If you need to change chunk_lm, use rebuild=True to overwrite the store completely rather than appending.

Inspecting Chunk Metadata¶

After conversion, verify the chunk configuration by inspecting Zarr metadata files. Each Zarr array has a .zarray JSON file containing chunk shape, dtype, and compressor settings.

Reading .zarray directly:

import json
from pathlib import Path

# Path to the Zarr store
store_path = Path("observations.zarr")

# Read metadata for the SKY data variable
meta = json.loads((store_path / "SKY" / ".zarray").read_text())

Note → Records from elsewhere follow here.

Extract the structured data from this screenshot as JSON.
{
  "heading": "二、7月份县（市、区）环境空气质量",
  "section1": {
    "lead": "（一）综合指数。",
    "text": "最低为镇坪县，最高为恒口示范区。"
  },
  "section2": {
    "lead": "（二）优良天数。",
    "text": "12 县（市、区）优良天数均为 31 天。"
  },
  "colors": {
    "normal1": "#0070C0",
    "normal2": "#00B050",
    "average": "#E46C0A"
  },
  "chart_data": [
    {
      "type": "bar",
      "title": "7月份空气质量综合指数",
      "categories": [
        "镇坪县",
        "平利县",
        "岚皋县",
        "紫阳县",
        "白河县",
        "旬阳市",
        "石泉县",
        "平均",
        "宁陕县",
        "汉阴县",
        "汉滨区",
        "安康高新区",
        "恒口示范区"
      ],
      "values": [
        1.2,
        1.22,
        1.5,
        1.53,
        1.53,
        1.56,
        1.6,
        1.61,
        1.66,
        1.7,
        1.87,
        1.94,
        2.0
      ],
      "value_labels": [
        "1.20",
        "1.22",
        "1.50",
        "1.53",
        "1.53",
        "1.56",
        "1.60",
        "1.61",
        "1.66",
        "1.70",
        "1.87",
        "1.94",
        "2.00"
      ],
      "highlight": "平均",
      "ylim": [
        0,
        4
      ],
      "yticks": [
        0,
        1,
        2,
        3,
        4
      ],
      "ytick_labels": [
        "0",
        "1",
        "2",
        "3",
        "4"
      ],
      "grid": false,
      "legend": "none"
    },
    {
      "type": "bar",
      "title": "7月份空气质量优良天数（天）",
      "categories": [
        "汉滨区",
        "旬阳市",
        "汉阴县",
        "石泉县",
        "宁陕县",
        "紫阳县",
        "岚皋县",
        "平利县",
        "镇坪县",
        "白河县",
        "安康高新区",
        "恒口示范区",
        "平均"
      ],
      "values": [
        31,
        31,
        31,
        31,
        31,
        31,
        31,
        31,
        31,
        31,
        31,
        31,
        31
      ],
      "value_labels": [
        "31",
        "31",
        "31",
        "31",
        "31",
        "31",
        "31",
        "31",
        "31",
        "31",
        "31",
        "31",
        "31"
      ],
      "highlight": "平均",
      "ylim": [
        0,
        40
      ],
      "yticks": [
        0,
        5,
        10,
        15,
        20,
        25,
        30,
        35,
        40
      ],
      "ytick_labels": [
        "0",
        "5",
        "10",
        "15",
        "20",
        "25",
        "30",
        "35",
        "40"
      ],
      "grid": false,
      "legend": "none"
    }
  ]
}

print(f"Chunk shape: {meta['chunks']}")
print(f"Compressor: {meta['compressor']}")
print(f"Dtype: {meta['dtype']}")
print(f"Array shape: {meta['shape']}")

Example output:

Chunk shape: [1, 1, 1, 1024, 1024]
Compressor: {'id': 'blosc', 'cname': 'lz4', 'clevel': 5, 'shuffle': 1}
Dtype: <f4
Array shape: [10, 48, 2, 4096, 4096]

This output confirms that:

Spatial dimensions (l, m) are chunked as 1024×1024 tiles
Time, frequency, and polarization have chunk size 1
Data type is float32 (<f4)
Blosc compressor with lz4 codec is active
Array has 10 time steps, 48 frequency channels, and 2 polarizations (typical OVRO-LWA observations use 1 polarization)

Programmatic inspection with zarr:

import zarr

# Open the Zarr store
store = zarr.open("observations.zarr", mode="r")

# Access the SKY array
sky = store["SKY"]

print(f"Chunk shape: {sky.chunks}")
print(f"Compressor: {sky.compressor}")
print(f"Dtype: {sky.dtype}")
print(f"Shape: {sky.shape}")
print(f"Number of chunks: {sky.nchunks}")

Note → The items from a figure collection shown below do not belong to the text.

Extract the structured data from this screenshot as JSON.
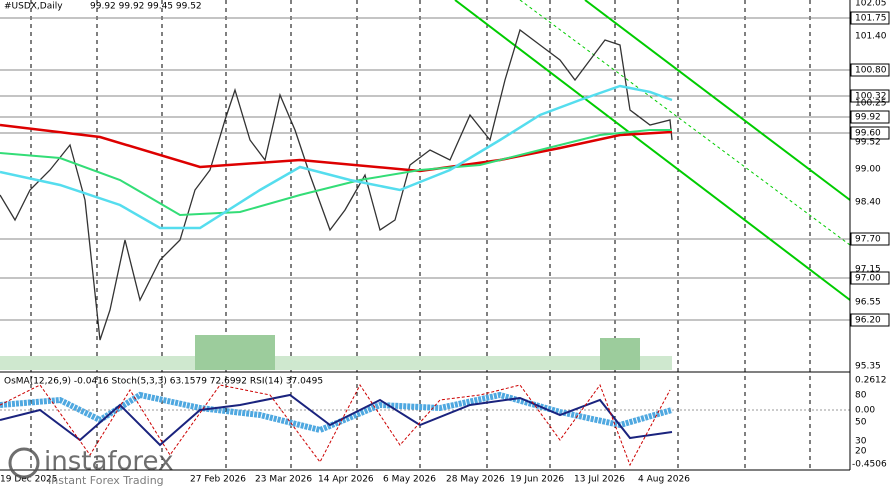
{
  "header": {
    "symbol": "#USDX,Daily",
    "ohlc": "99.92 99.92 99.45 99.52"
  },
  "price_labels": [
    "102.05",
    "101.75",
    "101.40",
    "100.80",
    "100.32",
    "100.25",
    "99.92",
    "99.60",
    "99.52",
    "99.00",
    "98.40",
    "97.70",
    "97.15",
    "97.00",
    "96.55",
    "96.20",
    "95.35"
  ],
  "indicator_header": "OsMA(12,26,9) -0.0416  Stoch(5,3,3) 63.1579 72.6992  RSI(14) 37.0495",
  "indicator_labels": [
    "0.2612",
    "80",
    "0.00",
    "50",
    "30",
    "20",
    "-0.4506"
  ],
  "date_labels": [
    "19 Dec 2025",
    "27 Feb 2026",
    "23 Mar 2026",
    "14 Apr 2026",
    "6 May 2026",
    "28 May 2026",
    "19 Jun 2026",
    "13 Jul 2026",
    "4 Aug 2026"
  ],
  "logo": {
    "name": "instaforex",
    "tagline": "Instant Forex Trading"
  }
}
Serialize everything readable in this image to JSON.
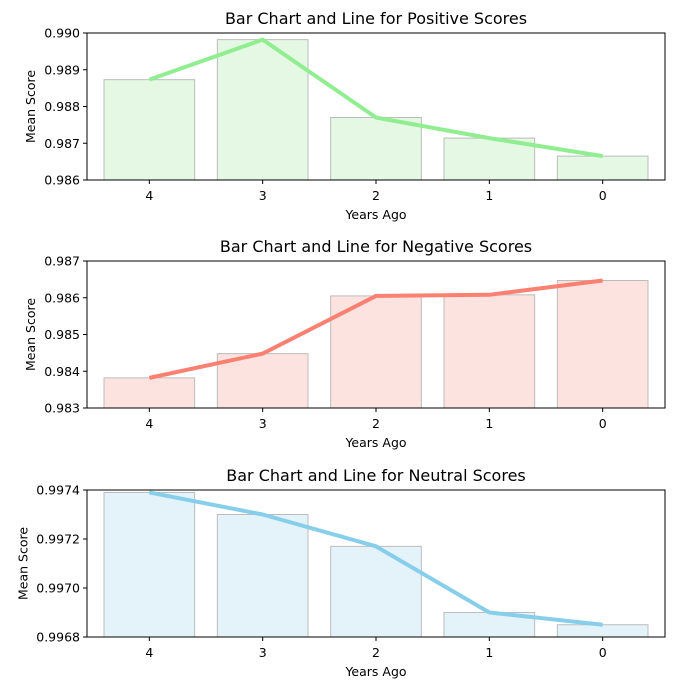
{
  "chart_data": [
    {
      "type": "bar",
      "title": "Bar Chart and Line for Positive Scores",
      "xlabel": "Years Ago",
      "ylabel": "Mean Score",
      "categories": [
        "4",
        "3",
        "2",
        "1",
        "0"
      ],
      "values": [
        0.98873,
        0.98982,
        0.9877,
        0.98714,
        0.98665
      ],
      "ylim": [
        0.986,
        0.99
      ],
      "yticks": [
        "0.986",
        "0.987",
        "0.988",
        "0.989",
        "0.990"
      ],
      "bar_color": "#e4f8e4",
      "line_color": "#90ee90",
      "grid": false
    },
    {
      "type": "bar",
      "title": "Bar Chart and Line for Negative Scores",
      "xlabel": "Years Ago",
      "ylabel": "Mean Score",
      "categories": [
        "4",
        "3",
        "2",
        "1",
        "0"
      ],
      "values": [
        0.98382,
        0.98448,
        0.98605,
        0.98608,
        0.98647
      ],
      "ylim": [
        0.983,
        0.987
      ],
      "yticks": [
        "0.983",
        "0.984",
        "0.985",
        "0.986",
        "0.987"
      ],
      "bar_color": "#fde3e0",
      "line_color": "#fa8072",
      "grid": false
    },
    {
      "type": "bar",
      "title": "Bar Chart and Line for Neutral Scores",
      "xlabel": "Years Ago",
      "ylabel": "Mean Score",
      "categories": [
        "4",
        "3",
        "2",
        "1",
        "0"
      ],
      "values": [
        0.99739,
        0.9973,
        0.99717,
        0.9969,
        0.99685
      ],
      "ylim": [
        0.9968,
        0.9974
      ],
      "yticks": [
        "0.9968",
        "0.9970",
        "0.9972",
        "0.9974"
      ],
      "bar_color": "#e4f3f9",
      "line_color": "#87ceeb",
      "grid": false
    }
  ]
}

Calculating compressed chunk sizes:

To measure actual storage footprint, inspect the chunk files on disk:

from pathlib import Path

# Path to a specific chunk file (e.g., time=0, freq=0, pol=0, l-tile=0, m-tile=0)
chunk_file = Path("observations.zarr/SKY/0.0.0.0.0")

if chunk_file.exists():
    compressed_size = chunk_file.stat().st_size
    print(f"Compressed chunk size: {compressed_size / 1024:.1f} KB")
else:
    print("Chunk file not found")

For cloud storage (S3, OSN), use the storage provider's CLI to inspect object sizes:

# AWS S3
aws s3 ls s3://bucket/observations.zarr/SKY/ --recursive --human-readable | head -20

# OSN (via s3cmd)
s3cmd ls s3://bucket/observations.zarr/SKY/ --recursive | head -20

Verifying chunk alignment: To ensure chunk shapes match your expectations, compare the .zarray metadata across different data variables (SKY, BEAM) and verify consistency:

import json
from pathlib import Path

store_path = Path("observations.zarr")

for var_name in ["SKY", "BEAM"]:
    var_path = store_path / var_name / ".zarray"
    if var_path.exists():
        meta = json.loads(var_path.read_text())
        print(f"{var_name}: chunks = {meta['chunks']}")

All data variables should report identical chunk shapes if they share the same dimensions. Mismatched chunks indicate a configuration error during conversion.